Wednesday, November 03, 2010

Election Post-Mortem

I think whoever inherited the multiple disasters of 2008 was going to lose in 2010.

I am glad that we made as much progress as we did over the last two years.

The best thing about divided government is that the two parties have to work together to actually solve problems.

The special moving force in this election was anger at the party in power for not solving our economic problems fast enough. Next time, both parties will be the party in power. This should motivate them to work together.

4 comments:

Ceemac said...

Interesting take. Here in Texas I think more of the anger is directed towards the fact that Washington exists at all. Our governor who was just elected to a 3rd full term will be going on a book tour in a few weeks because he's "Fed Up." (title of the book).

halifax said...

Ceemac, I certainly hope that much of this so-called anger is directed at DC. A healthy scepticism about centralised power used to be a central part of the American creed, but has seemingly disappeared in a fog of infantile nanny-state regulation and hubristic imperial overreach. A return to a sensible federalism is a reasonable way to also return to a sensible version of limited government (another one of those obsolete ideas, perhaps).

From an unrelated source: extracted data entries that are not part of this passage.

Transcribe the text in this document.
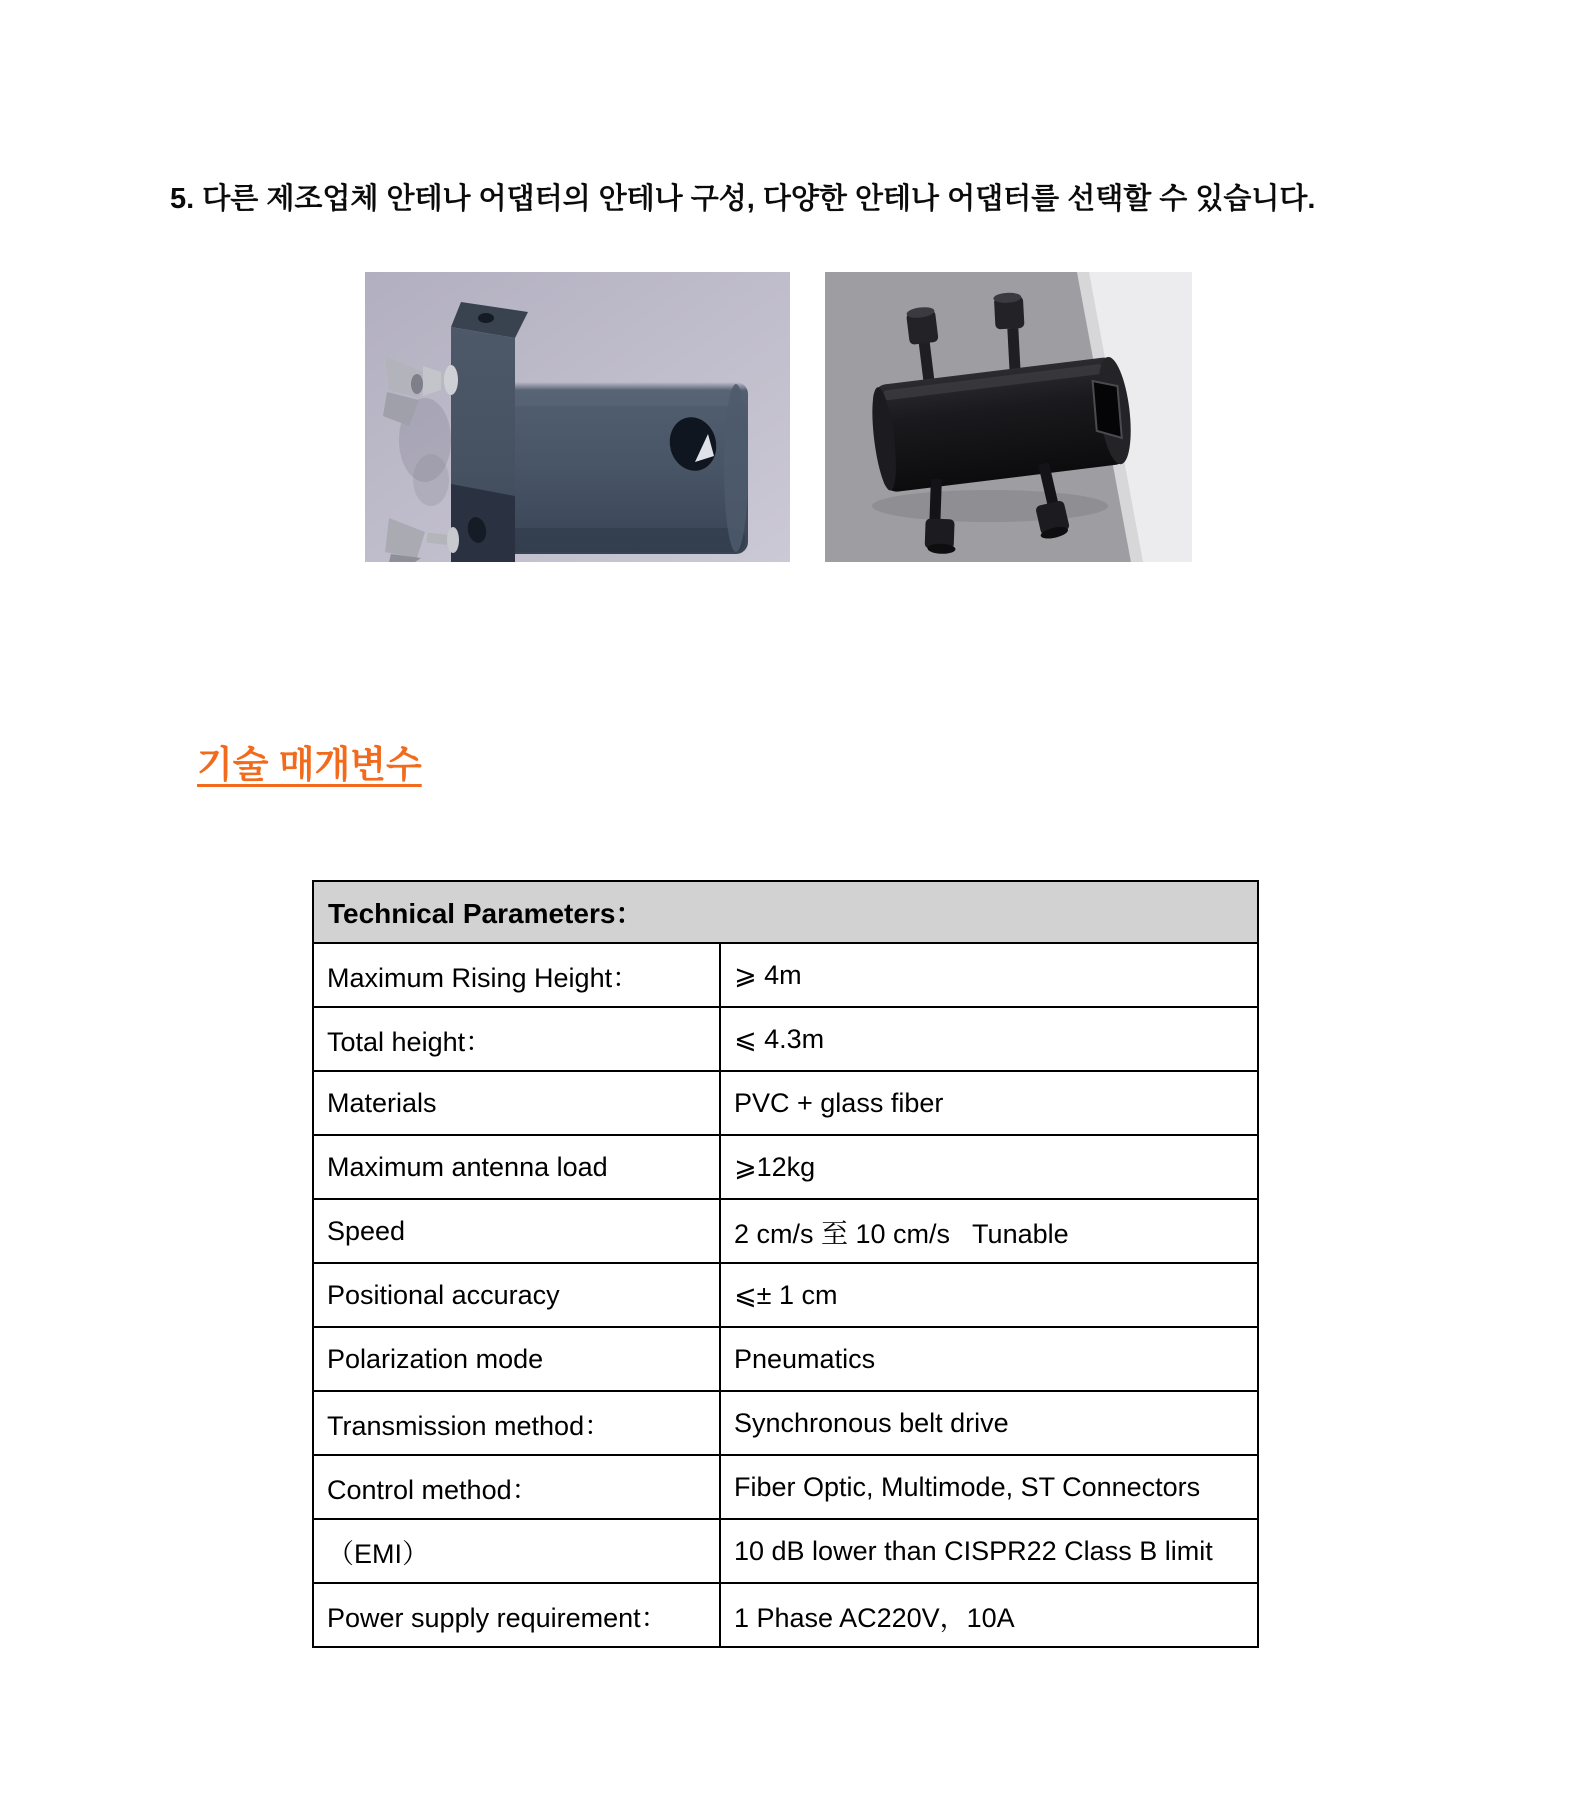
5. 다른 제조업체 안테나 어댑터의 안테나 구성, 다양한 안테나 어댑터를 선택할 수 있습니다.
기술 매개변수
Technical Parameters：	
Maximum Rising Height：	⩾ 4m
Total height：	⩽ 4.3m
Materials	PVC + glass fiber
Maximum antenna load	⩾12kg
Speed	2 cm/s 至 10 cm/s   Tunable
Positional accuracy	⩽± 1 cm
Polarization mode	Pneumatics
Transmission method：	Synchronous belt drive
Control method：	Fiber Optic, Multimode, ST Connectors
（EMI）	10 dB lower than CISPR22 Class B limit
Power supply requirement：	1 Phase AC220V，10A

That said, the Republican gains in the House are not that surprising given the following: 9.6% unemployment, with the real rate around 17%; slow to no growth GDP; trillion dollar deficits (and, yes, the democrats did participate in these despite nonsensical claims to the contrary); two election cycles which functioned primarily, not as a mandate for Democratic dirigisme, but as a punishment for Bush era incompetence, and which manifested themselves in dozens of seats which were held by Democrats but which actually favored Republican candidates; and generic midterm anti-presidential party trends in midterm elections.

I don't give advice to Dems because they would never listen to me anyway, but I would recommend that the Republicans not take this victory as a mandate (as the Dems stupidly did two years ago) but as merely another repudiation of the arrogance of a party in power.

Cameron Mott said...

I guess we Republicans got a chance to help clean up our own mess rather than criticize the Democrats for our deficits and bail-outs and for not cleaning it up fast enough.

Anonymous said...

Even though I live in CA and will have to endure the return of Jerry "Moonbeam" Brown to the governor's office, as well as watch the Dem controlled legislature accomplish to final, grand implosion of this state, I am revelling in Nancy's loss of the House speaker position.

It's a small but grand consolation out here on the "left" coast.